Kulul Sari, pegiat budaya di Bangka Selatan, juga mencemaskan banyaknya hutan yang rusak atau berubah karena dirambah atau menjadi perkebunan sawit di lanskap Bukit Permisan.

“Saat ini banyak warga tidak punya lagi kebun, sebab terjual dengan mereka yang berkebun sawit. Akhirnya, mereka membuka hutan di bukit. Bukit menjadi rusak, dampaknya mata air mulai terganggu, termasuk pula banyak hewan yang mulai hilang. Rusa, kijang, mulai sulit dilihat saat ini,” ujarnya.

 

Aliran air di lanskap Gunung Permisan tidak pernah kering sepanjang tahun yang menjadi sumber air baku masyarakat sekitar. Foto: Nopri Ismi/Mongabay Indonesia

 

Untuk menyelamatkannya, kata Kulul, adat dan tradisi harus dihidupkan kembali. “Dengan adat, masyarakat lebih patuh terhadap aturan yang melindungi alam, khususnya hutan. Ini jika dibandingkan dengan aturan hukum yang dijalankan pemerintah. Sebab masyarakat melihat, pemerintah juga mengeluarkan izin untuk sejumlah perusahaan yang dipahami masyarakat telah merusak atau membuka hutan.”

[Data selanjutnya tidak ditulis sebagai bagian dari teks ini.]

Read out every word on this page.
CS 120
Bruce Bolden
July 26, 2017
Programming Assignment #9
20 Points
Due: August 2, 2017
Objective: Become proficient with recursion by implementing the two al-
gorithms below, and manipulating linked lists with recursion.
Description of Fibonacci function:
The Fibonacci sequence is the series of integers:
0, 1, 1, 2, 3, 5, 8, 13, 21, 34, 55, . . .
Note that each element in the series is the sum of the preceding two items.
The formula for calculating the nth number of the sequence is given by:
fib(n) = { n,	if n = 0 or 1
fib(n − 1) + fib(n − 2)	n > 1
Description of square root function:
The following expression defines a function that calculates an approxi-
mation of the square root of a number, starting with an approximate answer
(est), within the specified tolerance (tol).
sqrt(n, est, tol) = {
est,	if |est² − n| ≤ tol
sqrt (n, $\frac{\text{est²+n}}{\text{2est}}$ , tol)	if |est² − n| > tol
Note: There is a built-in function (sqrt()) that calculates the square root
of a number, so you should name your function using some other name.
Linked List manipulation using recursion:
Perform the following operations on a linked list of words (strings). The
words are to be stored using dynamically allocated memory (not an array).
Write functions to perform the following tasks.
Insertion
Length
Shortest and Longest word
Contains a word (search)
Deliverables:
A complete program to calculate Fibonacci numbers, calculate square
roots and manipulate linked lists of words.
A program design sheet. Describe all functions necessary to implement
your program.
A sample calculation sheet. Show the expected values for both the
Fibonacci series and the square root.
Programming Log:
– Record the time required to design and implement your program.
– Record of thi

Terkait Tari Tigel, Kulul sangat setuju jika dijadikan seni yang wajib diajarkan pada generasi muda di wilayah Bukit Permisan.

“Bukan soal keindahan saja, tapi juga pesan atau nilai-nilai di balik tarian tersebut. Saya percaya, banyak tradisi dan seni di sini yang harus digali atau dihidupkan kembali,” tandasnya.